Kommentar zum Beschluss des BFH vom 26.09.07 – I B 53, 54/07

Von Stefan Groß

Stefan Groß

Stefan Groß, Steuerberater und Certified Informations Systems Auditor (CISA) ist Partner von Peters Schönberger & Partner GbR, einer renommierten Kanzlei von Steuerberatern, Wirtschaftsprüfern und Anwälten in München. Er beschäftigt sich bereits seit vielen Jahren mit den steuerrechtlichen und verfahrenstechnischen Umfeld der elektronischen Steuerprüfung.

Die GDPdU-Gemeinde hat mit einer gewissen Verunsicherung einer ausstehenden Entscheidung des Bundesfinanzhofs (BFH) entgegengefiebert. Auslöser war das Urteil des Finanzgerichts Düsseldorf, welches vorherrschende GDPdU-Begrifflichkeiten eigenständig interpretiert hatte und damit in Fachkreisen auf Unverständnis gestoßen ist.

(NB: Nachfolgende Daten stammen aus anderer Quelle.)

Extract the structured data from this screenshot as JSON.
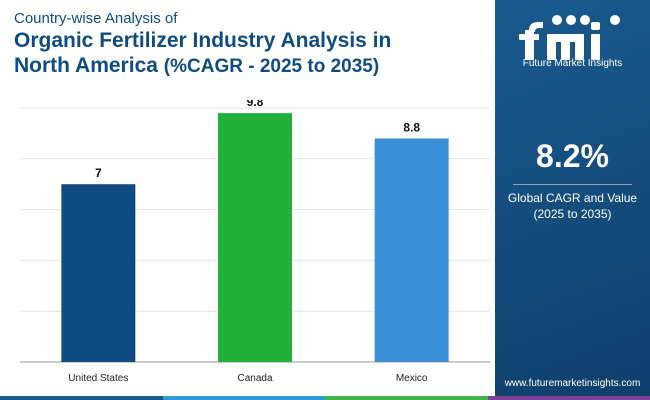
{
  "header": {
    "subtitle": "Country-wise Analysis of",
    "title_line1": "Organic Fertilizer Industry Analysis in",
    "title_line2": "North America",
    "title_cagr": "(%CAGR - 2025 to 2035)"
  },
  "sidebar": {
    "logo_text": "Future Market Insights",
    "cagr_value": "8.2%",
    "cagr_label_line1": "Global CAGR and Value",
    "cagr_label_line2": "(2025 to 2035)",
    "website": "www.futuremarketinsights.com"
  },
  "colors": {
    "brand_blue": "#0f4c81",
    "sidebar_bg": "#15507f",
    "bottom_strip": [
      "#1a5a8e",
      "#2e9bd6",
      "#3fb54a",
      "#7e3f98"
    ]
  },
  "chart_data": {
    "type": "bar",
    "categories": [
      "United States",
      "Canada",
      "Mexico"
    ],
    "values": [
      7,
      9.8,
      8.8
    ],
    "value_labels": [
      "7",
      "9.8",
      "8.8"
    ],
    "bar_colors": [
      "#0f4c81",
      "#22b03b",
      "#3b8fd6"
    ],
    "ylim": [
      0,
      10
    ],
    "grid": true
  }
}
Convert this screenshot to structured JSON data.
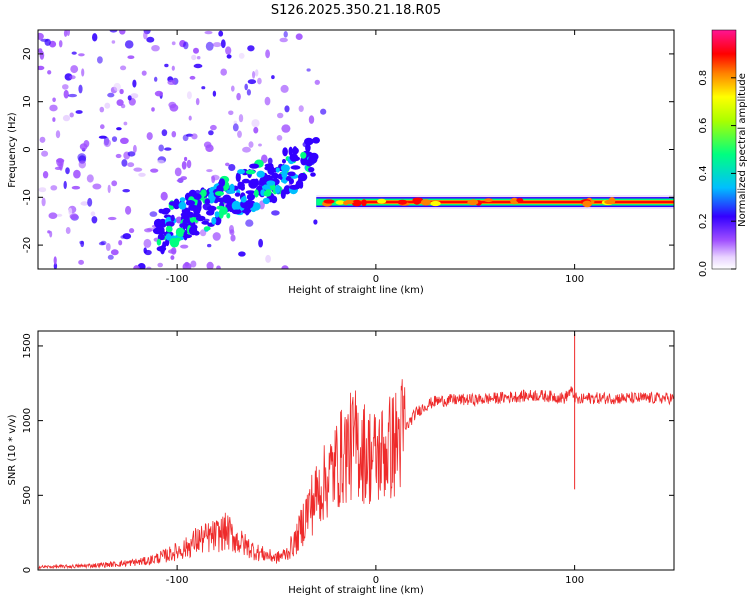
{
  "title": "S126.2025.350.21.18.R05",
  "chart_data": [
    {
      "type": "heatmap",
      "xlabel": "Height of straight line (km)",
      "ylabel": "Frequency (Hz)",
      "xlim": [
        -170,
        150
      ],
      "ylim": [
        -25,
        25
      ],
      "x_ticks": [
        -100,
        0,
        100
      ],
      "y_ticks": [
        20,
        10,
        0,
        -10,
        -20
      ],
      "colorbar": {
        "label": "Normalized spectral amplitude",
        "range": [
          0,
          1
        ],
        "ticks": [
          0.0,
          0.2,
          0.4,
          0.6,
          0.8
        ],
        "colors": [
          "#ffffff",
          "#d9b6ff",
          "#8a2be2",
          "#3300ff",
          "#00bfff",
          "#00ff80",
          "#ffff00",
          "#ff8000",
          "#ff0000",
          "#ff1493"
        ]
      },
      "features": [
        {
          "name": "scattered noise",
          "x": [
            -170,
            -20
          ],
          "y": [
            -25,
            25
          ],
          "amplitude": 0.05
        },
        {
          "name": "rising band",
          "x": [
            -110,
            -30
          ],
          "y_start": -17,
          "y_end": -2,
          "amplitude": 0.3
        },
        {
          "name": "steady tone",
          "x": [
            -30,
            150
          ],
          "y": -11,
          "amplitude": 0.9
        }
      ]
    },
    {
      "type": "line",
      "xlabel": "Height of straight line (km)",
      "ylabel": "SNR (10 * v/v)",
      "xlim": [
        -170,
        150
      ],
      "ylim": [
        0,
        1600
      ],
      "x_ticks": [
        -100,
        0,
        100
      ],
      "y_ticks": [
        0,
        500,
        1000,
        1500
      ],
      "color": "#ee2a2a",
      "x": [
        -170,
        -150,
        -130,
        -115,
        -105,
        -95,
        -90,
        -80,
        -75,
        -70,
        -60,
        -50,
        -45,
        -40,
        -35,
        -30,
        -25,
        -20,
        -15,
        -10,
        -5,
        0,
        5,
        10,
        15,
        20,
        25,
        30,
        40,
        50,
        60,
        70,
        80,
        90,
        95,
        98,
        100,
        102,
        105,
        110,
        120,
        130,
        140,
        150
      ],
      "y": [
        20,
        25,
        40,
        60,
        100,
        150,
        200,
        230,
        260,
        200,
        120,
        80,
        110,
        200,
        380,
        500,
        600,
        700,
        800,
        850,
        780,
        750,
        800,
        850,
        950,
        1050,
        1100,
        1130,
        1140,
        1140,
        1150,
        1160,
        1170,
        1160,
        1150,
        1200,
        1160,
        1130,
        1150,
        1150,
        1150,
        1150,
        1150,
        1150
      ],
      "spikes": [
        {
          "x": 100,
          "y": 1580
        },
        {
          "x": 100,
          "y": 540
        }
      ]
    }
  ]
}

Im Kern attestierte die vorinstanzliche Jurisdiktion eingescannten Belegen eine maschinelle Auswertbarkeit und mithin das uneingeschränkte Zugriffsrecht im Sinne der GDPdU. Letztlich lag es in der Intention der Finanzrichter, alles was aus der Papierwelt in die rein elektronische Welt überführt wurde, dem Recht auf Datenzugriff zu unterstellen. Der BFH kommt in seiner Entscheidung zwar zum gleichen Ergebnis, wenngleich die Begründung die GDPdU-Welt wieder ins Lot bringt.

Der Fall

Der BFH sah sich mit der Fragestellung konfrontiert, inwieweit im Rahmen einer steuerlichen Außenprüfung ein unmittelbares Zugriffsrecht der Finanzverwaltung auf eingescannte (digitalisierte) Eingangsbelege besteht, deren Original vernichtet wurde. Betroffen war eine Aktiengesellschaft mit Sitz in Deutschland, die eine softwaregestützte Belegarchivierung im Einsatz hatte. Dabei wurden sämtliche Eingangsrechnungen zusammen mit steuerlich nicht relevanten Unterlagen eingescannt und die Originalbelege anschließend vernichtet. Da im Nachhinein keine zweifelsfreie Trennung zwischen steuerlich relevanten und nicht relevanten Unterlagen möglich war, verweigerte das Unternehmen dem Finanzamt den unmittelbaren Zugriff und bot stattdessen die Vorlage in Form von Papier-Ausdrucken an. Weiter verweigerte das Unternehmen den Datenzugriff auf ausgewählte Konten, soweit sich diese ausschließlich in der Handelsbilanz ausgewirkt hatten, ohne dabei die steuerliche Bemessungsgrundlage zu beeinflussen. Das Finanzamt jedoch wollte im vollen Umfang sowohl auf eingescannte Belege, als auch auf alle Konten zugreifen. Dagegen wandte sich das Unternehmen mit einem Antrag auf Aussetzung der Vollziehung.

Die Entscheidung

Im Ergebnis gab der BFH dem Begehren des Finanzamts vollumfänglich statt. Mit dem Einscannen der Belege habe sich das steuerpflichtige Unternehmen für die zulässige Form der Aufbewahrung als Wiedergabe auf einem Bildträger oder auf einem anderen Datenträger entschieden. Dies setze auf der Grundlage des § 147 Abs. 2 Nr. 2 AO insbesondere voraus, dass die Wiedergaben der Originale während der Dauer der Aufbewahrungsfrist jederzeit verfügbar seien, unverzüglich lesbar gemacht und maschinell ausgewertet werden könnten (§ 147 Abs. 2 Nr. 2 AO). Die Verpflichtung zur eigentlichen Bereitstellung ergebe sich letztlich aus § 147 Abs. 5 1. HS AO, wonach der Steuerpflichtige im Fall der Aufbewahrung auf einem Datenträger verpflichtet werde, diejenigen Hilfsmittel zur Verfügung zu stellen, die eine Lesbarmachung ermöglichen. Dies habe, so der BFH, auf der beim Steuerpflichtigen hierfür vorhandenen technischen Einrichtung zu erfolgen. Somit obliege es dem Steuerpflichtigen, für den Fall der elektronischen Belegarchivierung dem Prüfer die Hard- und Software  zur Verfügung zu stellen, welche ihm die Einsicht der digitalisierten Belege unmittelbar am Bildschirm ermögliche.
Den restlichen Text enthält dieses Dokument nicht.